Where refills, wearables, and dispensers may fit next
The episode also looks ahead to combinations of AI with other tools: wearable devices, smart medication dispensers, refill workflows, and prescription renewal pilots. A voice agent by itself can help with reminders and education. A connected workflow could notice patterns: a refill is late, a patient reports confusion repeatedly, a dispenser shows missed doses, or a wearable signal suggests a concern that deserves follow-up. That future needs careful design. More automation is not automatically safer. Medication data is sensitive, older adults deserve consent and dignity, and clinicians need reliable signals rather than noisy alerts. The right model is a human-in-the-loop system that makes routine support easier while escalating the moments that require professional attention. Utah's AI prescription renewal pilot, discussed in the episode summary, is one example of the broader direction: AI systems may take on more structured intake and renewal support for chronic medications. Whether those workflows succeed will depend on oversight, clear scope, documentation, and the ability to hand off safely when a case is no longer routine.

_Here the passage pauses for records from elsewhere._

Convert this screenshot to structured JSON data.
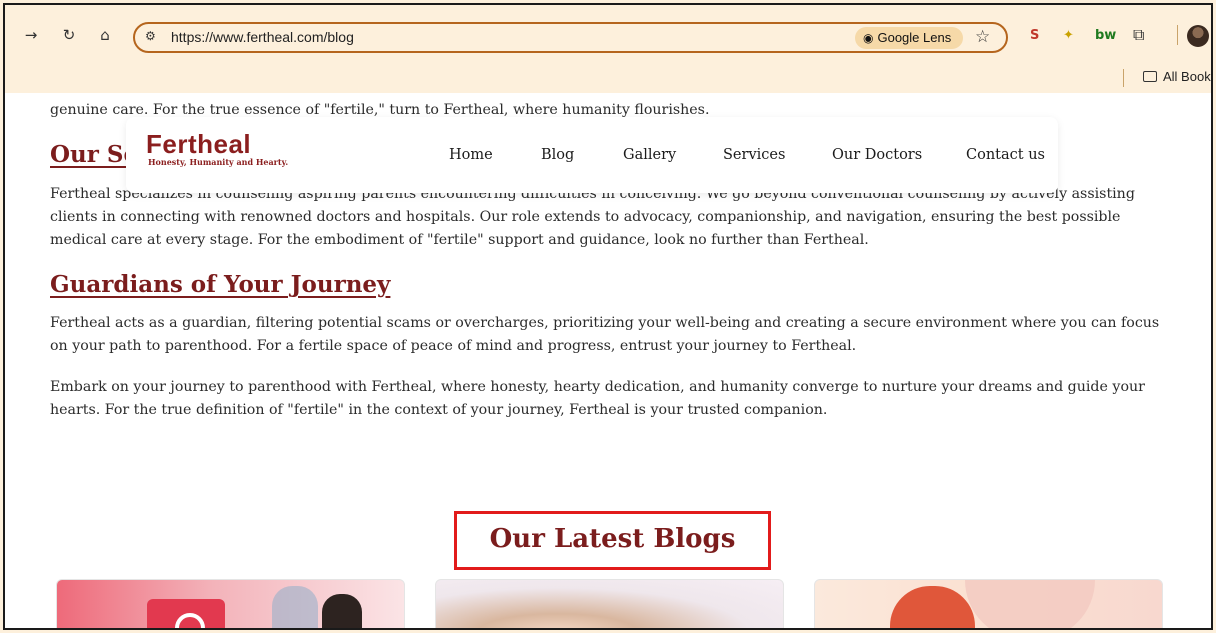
{
  "browser": {
    "url": "https://www.fertheal.com/blog",
    "lens_label": "Google Lens",
    "bookmarks_label": "All Bookm"
  },
  "page": {
    "intro_line": "genuine care. For the true essence of \"fertile,\" turn to Fertheal, where humanity flourishes.",
    "section1_heading_partial": "Our Se",
    "section1_text": "Fertheal specializes in counseling aspiring parents encountering difficulties in conceiving. We go beyond conventional counseling by actively assisting clients in connecting with renowned doctors and hospitals. Our role extends to advocacy, companionship, and navigation, ensuring the best possible medical care at every stage. For the embodiment of \"fertile\" support and guidance, look no further than Fertheal.",
    "section2_heading": "Guardians of Your Journey",
    "section2_text": "Fertheal acts as a guardian, filtering potential scams or overcharges, prioritizing your well-being and creating a secure environment where you can focus on your path to parenthood. For a fertile space of peace of mind and progress, entrust your journey to Fertheal.",
    "section3_text": "Embark on your journey to parenthood with Fertheal, where honesty, hearty dedication, and humanity converge to nurture your dreams and guide your hearts. For the true definition of \"fertile\" in the context of your journey, Fertheal is your trusted companion.",
    "latest_title": "Our Latest Blogs"
  },
  "header": {
    "logo_text": "Fertheal",
    "logo_tagline": "Honesty, Humanity and Hearty.",
    "nav": [
      "Home",
      "Blog",
      "Gallery",
      "Services",
      "Our Doctors",
      "Contact us"
    ]
  },
  "colors": {
    "brand": "#7b1d1d",
    "accent": "#e0631f",
    "highlight_box": "#e21b1b"
  }
}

What healthcare teams should take from this episode
Medication adherence is a workflow problem, an education problem, and a relationship problem. A patient needs to remember the dose, understand the reason, trust the plan, and know what to do when something does not make sense. AI can help with parts of that work. It can repeat instructions patiently, call at the right time, adapt explanations to the patient's level of understanding, and make it easier for staff to see where follow-up is needed. But the goal should never be an autonomous medical authority. The goal should be a safer support layer around patients, caregivers, pharmacists, and clinicians. For healthcare AI builders, medication adherence is a useful test case. If the system can stay grounded, explain clearly, respect scope, and escalate responsibly, it may help solve a problem that has been hiding in plain sight for decades.